Il serra la main d’Arnoldson et s’en alla.

Pold, qui songeait déjà à Mme Martinet, quitta bientôt la table. Lily le suivit.

L’Homme de la nuit et Adrienne restèrent en face l’un de l’autre.

VII UN SINISTRE AMOUREUX

Il était neuf heures et demie environ. Le dîner avait eu lieu au fond du jardin, sous une sorte de kiosque dont les murs disparaissaient sous les plantes grimpantes.

Par la porte entr’ouverte, la nuit entrait, toute parfumée de la respiration des fleurs.

Pas un bruit ne partait du jardin, pas un bruit ne venait de la villa.

Arnoldson et Adrienne étaient seuls, parfaitement seuls.

Ce silence, ce calme absolu, cette paix de toutes choses semblaient fortement impressionner Mme Lawrence, qui, soudain, prit peur de la solitude dans laquelle on l’avait laissée en face de cet homme.

Car Arnoldson lui faisait peur. Elle se leva, bien que son hôte touchât encore aux fruits du dessert.

Elle dit:

– Monsieur, si vous le voulez, nous rentrerons à la villa… Lily nous fera un peu de musique… Rentrons, monsieur; je sens que le froid de la nuit pourrait nous gagner, dans ce kiosque ouvert à tous les vents, à tous les courants d’air…

– Le froid, madame? fit Arnoldson fort tranquillement, et sans se déranger le moins du monde, le froid? Mais nous n’avons pas encore eu de nuit aussi chaude…
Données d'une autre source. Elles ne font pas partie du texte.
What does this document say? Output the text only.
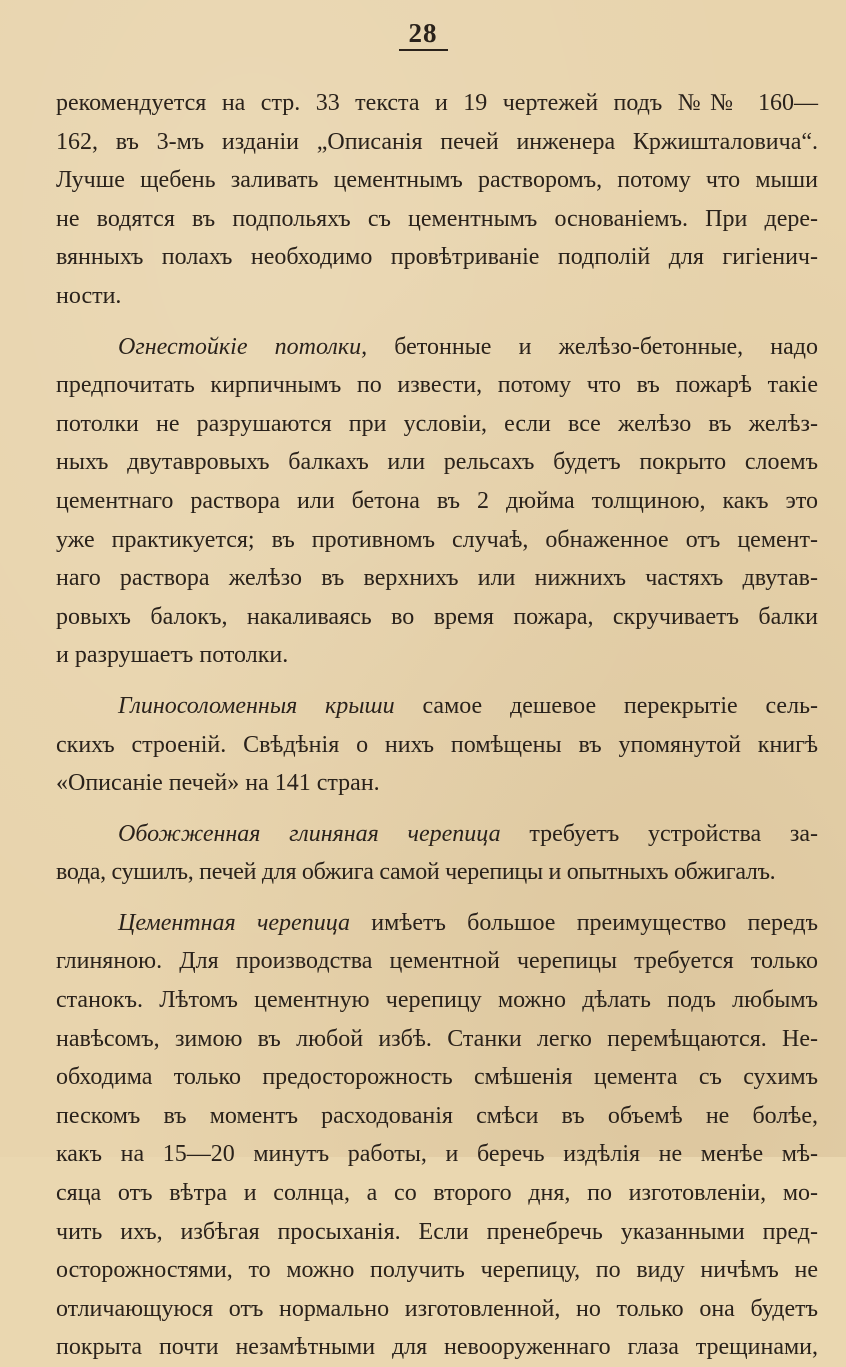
28

рекомендуется на стр. 33 текста и 19 чертежей подъ №№ 160—
162, въ 3-мъ изданіи „Описанія печей инженера Кржишталовича“.
Лучше щебень заливать цементнымъ растворомъ, потому что мыши
не водятся въ подпольяхъ съ цементнымъ основаніемъ. При дере-
вянныхъ полахъ необходимо провѣтриваніе подполій для гигіенич-
ности.

Огнестойкіе потолки, бетонные и желѣзо-бетонные, надо
предпочитать кирпичнымъ по извести, потому что въ пожарѣ такіе
потолки не разрушаются при условіи, если все желѣзо въ желѣз-
ныхъ двутавровыхъ балкахъ или рельсахъ будетъ покрыто слоемъ
цементнаго раствора или бетона въ 2 дюйма толщиною, какъ это
уже практикуется; въ противномъ случаѣ, обнаженное отъ цемент-
наго раствора желѣзо въ верхнихъ или нижнихъ частяхъ двутав-
ровыхъ балокъ, накаливаясь во время пожара, скручиваетъ балки
и разрушаетъ потолки.

Глиносоломенныя крыши самое дешевое перекрытіе сель-
скихъ строеній. Свѣдѣнія о нихъ помѣщены въ упомянутой книгѣ
«Описаніе печей» на 141 стран.

Обожженная глиняная черепица требуетъ устройства за-
вода, сушилъ, печей для обжига самой черепицы и опытныхъ обжигалъ.

Цементная черепица имѣетъ большое преимущество передъ
глиняною. Для производства цементной черепицы требуется только
станокъ. Лѣтомъ цементную черепицу можно дѣлать подъ любымъ
навѣсомъ, зимою въ любой избѣ. Станки легко перемѣщаются. Не-
обходима только предосторожность смѣшенія цемента съ сухимъ
пескомъ въ моментъ расходованія смѣси въ объемѣ не болѣе,
какъ на 15—20 минутъ работы, и беречь издѣлія не менѣе мѣ-
сяца отъ вѣтра и солнца, а со второго дня, по изготовленіи, мо-
чить ихъ, избѣгая просыханія. Если пренебречь указанными пред-
осторожностями, то можно получить черепицу, по виду ничѣмъ не
отличающуюся отъ нормально изготовленной, но только она будетъ
покрыта почти незамѣтными для невооруженнаго глаза трещинами,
– Il n’empêche que les courants d’air… hasarda Adrienne, fort intriguée de l’attitude d’Arnoldson, qui ne se levait pas, bien qu’elle eût déjà quitté son siège.

– Ah! ah! les courants d’air!… Eh! madame, vous voulez rire? Eh bien! rions…

Et, avec son infernal sourire, Arnoldson montra d’un geste lent les bougies allumées sur la table.

– Regardez cette cire qui brûle, madame. Contemplez cette flamme, immobile et droite, et dites-moi s’il y a des courants d’air…

Adrienne tressaillit à ce langage inattendu. Elle ne comprenait point l’obstination de cet homme, et elle en était épouvantée. Elle avait envie de fuir. Elle repartit d’une voix tremblante d’anxiété:

– Alors, monsieur, vous ne voulez pas me reconduire à la villa?… Excusez-moi, mais j’ai des ordres à donner pour demain…

Et elle se dirigea vers la porte.

Un geste de l’Homme de la nuit l’arrêta.

Elle attendit. Que voulait-il d’elle?

Maintenant, Arnoldson avait pris un abricot, qu’il piqua de sa fourchette d’argent, et il regardait cet abricot au bout de cette fourchette.

– Des abricots en cette saison, madame? Vous avez des abricots superbes.

– Oui. Ils viennent de Grenade. Un ami…

– Un ami qui vous les a envoyés? Un ami?… Dites-moi, madame, fit Arnoldson en coupant l’abricot, dites-moi, vous avez beaucoup d’amis?

– Mais, monsieur… fit Adrienne, qui n’osait plus s’en aller et qui se demandait où cet homme voulait en venir, vous me posez des questions…

– … qui vous paraissent stupides, n’est-ce pas? Non, elles ne sont pas stupides… Je désirais savoir si vous avez beaucoup d’amis, parce que je voulais vous faire entendre qu’en ce cas vous pourriez réunir le dévouement de tous ces amis-là… et que ce dévouement collectif ne pourrait atteindre à la hauteur du mien.